The trouble starts when they leave the restaurant and begin to compare what they reaped from the twenty dollar cut.
"I only got a dollar of it," says the sixth person, "but he (pointing at No. 10) got $7."
The fifth person, who also saved a dollar by getting his meal free, agrees that it's not fair for the richest to get seven times the savings as he.
No. 7, grousing that the wealthy get all the breaks, points out that he only got two bucks.
"Wait a minute," the first four poor people yell in unison. "We didn't get anything at all. The system exploits the poor!"
The nine people jump the 10th and administer a severe beating.
The next night he doesn't come for dinner.
They shrug it off and eat without him. The customary $80 bill comes. Surprise!
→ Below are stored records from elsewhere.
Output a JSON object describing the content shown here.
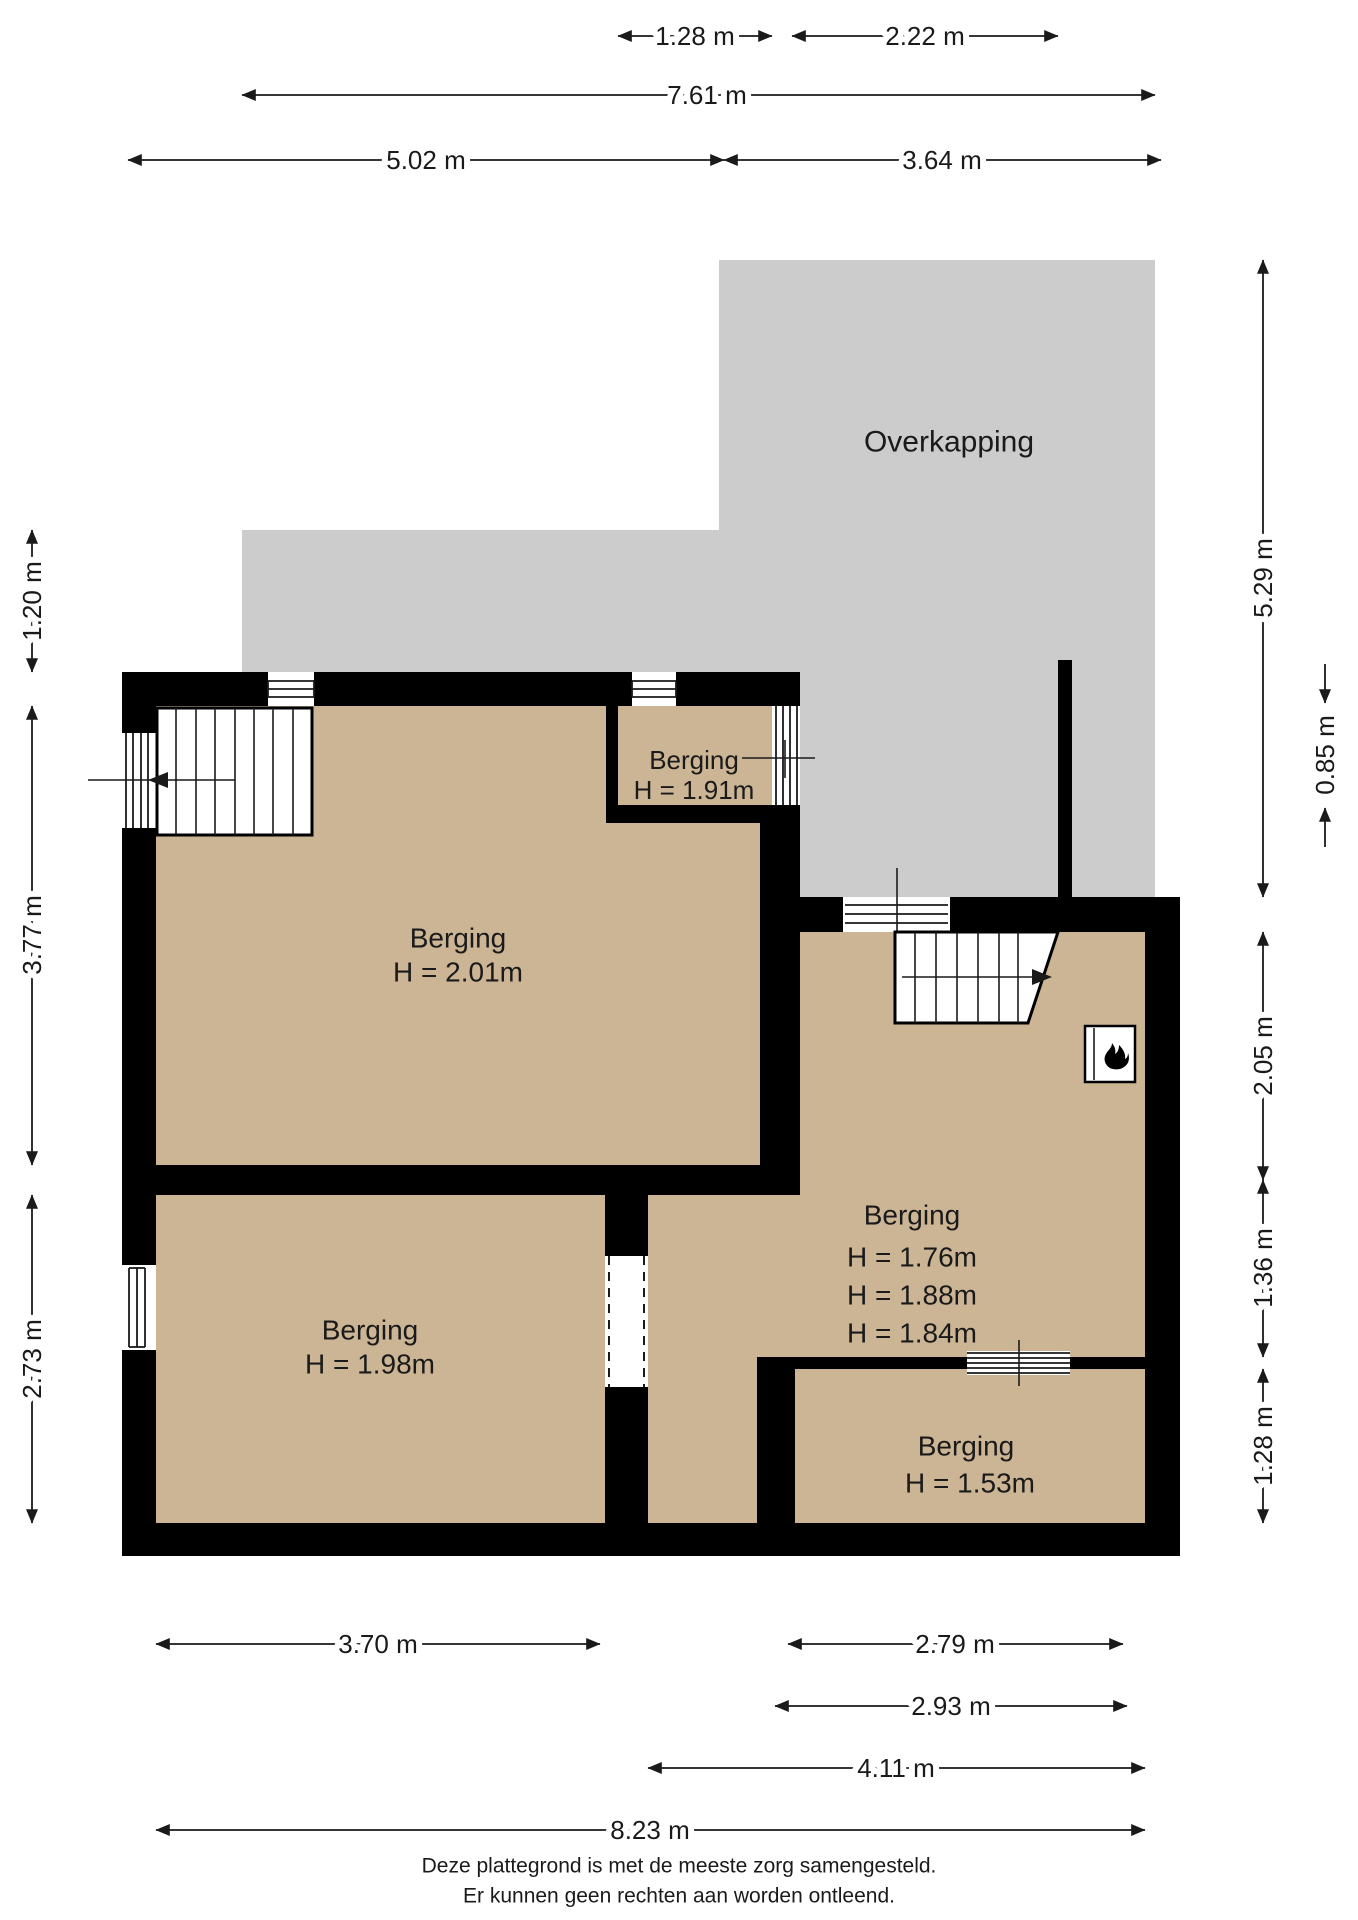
{
  "overkapping": {
    "label": "Overkapping"
  },
  "rooms": {
    "berging_201": {
      "name": "Berging",
      "height": "H = 2.01m"
    },
    "berging_191": {
      "name": "Berging",
      "height": "H = 1.91m"
    },
    "berging_176": {
      "name": "Berging",
      "heights": [
        "H = 1.76m",
        "H = 1.88m",
        "H = 1.84m"
      ]
    },
    "berging_198": {
      "name": "Berging",
      "height": "H = 1.98m"
    },
    "berging_153": {
      "name": "Berging",
      "height": "H = 1.53m"
    }
  },
  "dims": {
    "top_128": "1.28 m",
    "top_222": "2.22 m",
    "top_761": "7.61 m",
    "top_502": "5.02 m",
    "top_364": "3.64 m",
    "left_120": "1.20 m",
    "left_377": "3.77 m",
    "left_273": "2.73 m",
    "right_529": "5.29 m",
    "right_085": "0.85 m",
    "right_205": "2.05 m",
    "right_136": "1.36 m",
    "right_128": "1.28 m",
    "bottom_370": "3.70 m",
    "bottom_279": "2.79 m",
    "bottom_293": "2.93 m",
    "bottom_411": "4.11 m",
    "bottom_823": "8.23 m"
  },
  "footer": {
    "line1": "Deze plattegrond is met de meeste zorg samengesteld.",
    "line2": "Er kunnen geen rechten aan worden ontleend."
  },
  "colors": {
    "floor": "#ccb594",
    "overkapping": "#cccccc",
    "wall": "#000000",
    "text": "#1a1a1a"
  }
}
They're $52 short.
Yes, those who pay the most taxes get the most back from tax reductions.
But tax them too much — punish them for the wealth they may have — and they just might stop bringing their money to the table.
I guess this is why American businesses have about $10 trillion in offshore deposits.
You can’t blame them. After all, they got tired of getting beat up to forfeit their “fair share.”
Time for us to appreciate those who give far more than their "fair share" to the national tax burden!
Answer: Michele Bachmann - the one with the LLM degree in tax law and who worked for the IRS.